An estimated 1 million tonnes of textiles are thrown away per year in the UK alone. At least 50% of these are recyclable. The proportion of textile wastes that are actually recycled annually, however, is only around 25%.
Textile recovery and recycling provides important environmental benefits:
- It reduces the need for landfill space. Textiles in landfill are problematic, as synthetic products will not decompose, while woolen garments do decompose but they produce methane, which contributes to global warming.
- It reduces the pressure on virgin resources, and it avoids the environmental damage normally done in the manufacturing of textiles and garments.
- It saves water, and reduces the amount of chemical dyestuffs used, which lessens wastewater pollution. Additionally, landfills pose a threat to local ground water reserves. When it rains, water drains through the rubbish, picking up chemicals and toxic materials, such as dyes and bleaches used in clothing, and collects at the bottom. These pools can be up to 200 times as toxic as raw sewerage.
Many fashion companies are incorporating recycled fibres, fabrics, and clothes into their products. There are three ways of recycling fashion:
- New fabrics and textiles can be made from recycled fibres or products, i.e. recycled polyester made from used plastic bottles, or fabrics made from recycled yarns.
- Using discarded factory surpluses, offcuts or materials, which would otherwise go to landfill (zero-waste manufacturing).

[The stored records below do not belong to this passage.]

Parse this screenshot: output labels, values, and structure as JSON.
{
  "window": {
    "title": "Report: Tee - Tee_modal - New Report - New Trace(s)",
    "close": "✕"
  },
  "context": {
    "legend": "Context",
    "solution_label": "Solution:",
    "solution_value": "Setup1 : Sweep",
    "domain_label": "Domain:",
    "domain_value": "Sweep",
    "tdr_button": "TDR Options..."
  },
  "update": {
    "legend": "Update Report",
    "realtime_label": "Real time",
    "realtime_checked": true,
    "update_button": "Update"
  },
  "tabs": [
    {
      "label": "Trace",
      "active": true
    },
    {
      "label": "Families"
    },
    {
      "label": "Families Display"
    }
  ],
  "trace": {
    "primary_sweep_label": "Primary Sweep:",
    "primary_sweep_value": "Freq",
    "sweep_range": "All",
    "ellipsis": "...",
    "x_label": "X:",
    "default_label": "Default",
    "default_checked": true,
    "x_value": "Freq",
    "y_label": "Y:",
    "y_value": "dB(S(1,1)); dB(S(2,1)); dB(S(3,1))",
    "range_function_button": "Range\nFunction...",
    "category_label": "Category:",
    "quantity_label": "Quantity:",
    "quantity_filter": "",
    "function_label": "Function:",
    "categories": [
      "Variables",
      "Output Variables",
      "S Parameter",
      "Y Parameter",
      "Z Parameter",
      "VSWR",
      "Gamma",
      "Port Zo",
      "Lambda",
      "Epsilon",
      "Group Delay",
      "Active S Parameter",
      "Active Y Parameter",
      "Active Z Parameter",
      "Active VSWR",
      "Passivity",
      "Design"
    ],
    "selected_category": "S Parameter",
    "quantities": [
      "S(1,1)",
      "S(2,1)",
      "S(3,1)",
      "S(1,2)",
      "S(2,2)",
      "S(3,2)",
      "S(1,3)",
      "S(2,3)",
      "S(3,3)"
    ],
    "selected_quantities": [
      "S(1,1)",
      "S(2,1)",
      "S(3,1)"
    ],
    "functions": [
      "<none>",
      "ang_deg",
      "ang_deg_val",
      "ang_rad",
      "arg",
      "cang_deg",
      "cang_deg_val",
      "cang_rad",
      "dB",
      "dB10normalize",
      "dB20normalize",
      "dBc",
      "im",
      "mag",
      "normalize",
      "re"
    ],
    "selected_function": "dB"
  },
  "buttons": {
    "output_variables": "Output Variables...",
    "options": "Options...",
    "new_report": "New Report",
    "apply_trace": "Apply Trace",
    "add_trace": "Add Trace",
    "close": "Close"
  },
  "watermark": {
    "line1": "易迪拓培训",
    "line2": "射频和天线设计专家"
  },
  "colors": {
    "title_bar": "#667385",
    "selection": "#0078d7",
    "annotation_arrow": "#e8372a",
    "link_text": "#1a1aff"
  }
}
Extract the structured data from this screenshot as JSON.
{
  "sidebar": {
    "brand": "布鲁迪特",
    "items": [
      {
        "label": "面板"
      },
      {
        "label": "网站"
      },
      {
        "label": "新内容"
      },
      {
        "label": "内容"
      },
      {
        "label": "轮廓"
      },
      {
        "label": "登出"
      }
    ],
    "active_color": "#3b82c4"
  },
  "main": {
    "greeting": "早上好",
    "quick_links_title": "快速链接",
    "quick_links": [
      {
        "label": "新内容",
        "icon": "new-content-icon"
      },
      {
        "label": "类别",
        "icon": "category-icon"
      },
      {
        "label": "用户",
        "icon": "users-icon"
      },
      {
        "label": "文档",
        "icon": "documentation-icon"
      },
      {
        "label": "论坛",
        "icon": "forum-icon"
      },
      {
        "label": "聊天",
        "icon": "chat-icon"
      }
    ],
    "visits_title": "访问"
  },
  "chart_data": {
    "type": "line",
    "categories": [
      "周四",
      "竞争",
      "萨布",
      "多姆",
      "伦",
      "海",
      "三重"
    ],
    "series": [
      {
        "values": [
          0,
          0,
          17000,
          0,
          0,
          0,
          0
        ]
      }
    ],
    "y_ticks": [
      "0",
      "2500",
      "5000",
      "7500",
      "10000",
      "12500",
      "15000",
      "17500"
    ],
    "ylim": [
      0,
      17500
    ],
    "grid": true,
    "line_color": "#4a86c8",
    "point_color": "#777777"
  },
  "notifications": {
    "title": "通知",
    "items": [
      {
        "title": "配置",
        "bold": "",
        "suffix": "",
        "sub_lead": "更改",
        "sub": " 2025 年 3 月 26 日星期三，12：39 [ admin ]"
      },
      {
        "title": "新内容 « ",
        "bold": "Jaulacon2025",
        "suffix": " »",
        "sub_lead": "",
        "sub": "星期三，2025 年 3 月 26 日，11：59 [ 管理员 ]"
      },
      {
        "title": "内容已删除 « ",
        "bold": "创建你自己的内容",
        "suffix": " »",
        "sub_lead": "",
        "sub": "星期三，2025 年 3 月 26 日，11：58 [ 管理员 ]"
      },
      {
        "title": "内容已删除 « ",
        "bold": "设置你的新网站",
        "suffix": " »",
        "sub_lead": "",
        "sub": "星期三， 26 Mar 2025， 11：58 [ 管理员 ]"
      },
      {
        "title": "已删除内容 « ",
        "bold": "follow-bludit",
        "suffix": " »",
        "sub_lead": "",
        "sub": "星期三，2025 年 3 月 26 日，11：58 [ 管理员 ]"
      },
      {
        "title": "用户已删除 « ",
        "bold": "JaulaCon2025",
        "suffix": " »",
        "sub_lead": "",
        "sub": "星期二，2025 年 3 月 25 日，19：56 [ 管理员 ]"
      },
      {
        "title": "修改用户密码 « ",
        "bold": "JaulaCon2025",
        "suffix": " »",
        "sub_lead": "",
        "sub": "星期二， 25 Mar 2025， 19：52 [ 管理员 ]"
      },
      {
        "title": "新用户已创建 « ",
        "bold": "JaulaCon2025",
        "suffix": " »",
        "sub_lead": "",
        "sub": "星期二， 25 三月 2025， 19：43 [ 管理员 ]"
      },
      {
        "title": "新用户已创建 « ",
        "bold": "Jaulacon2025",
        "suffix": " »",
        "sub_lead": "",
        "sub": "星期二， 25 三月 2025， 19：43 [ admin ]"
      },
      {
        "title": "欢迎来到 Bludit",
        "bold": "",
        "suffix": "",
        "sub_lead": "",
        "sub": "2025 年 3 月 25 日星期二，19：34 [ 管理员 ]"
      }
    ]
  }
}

- Repairing, re-purposing, re-fashioning, or customising existing clothing so that it is given a second life (upcycling).
The end goal for recycling is to create zero waste, or establish a ‘closed loop system’ in which all discarded materials are used as the resources. In this way, garments could have an infinite number of lives. The rapid rate at which the world population is growing means that more resources will be needed in the future, aiming for zero waste is therefore crucial, not only for the fashion industry, but for all supply chains.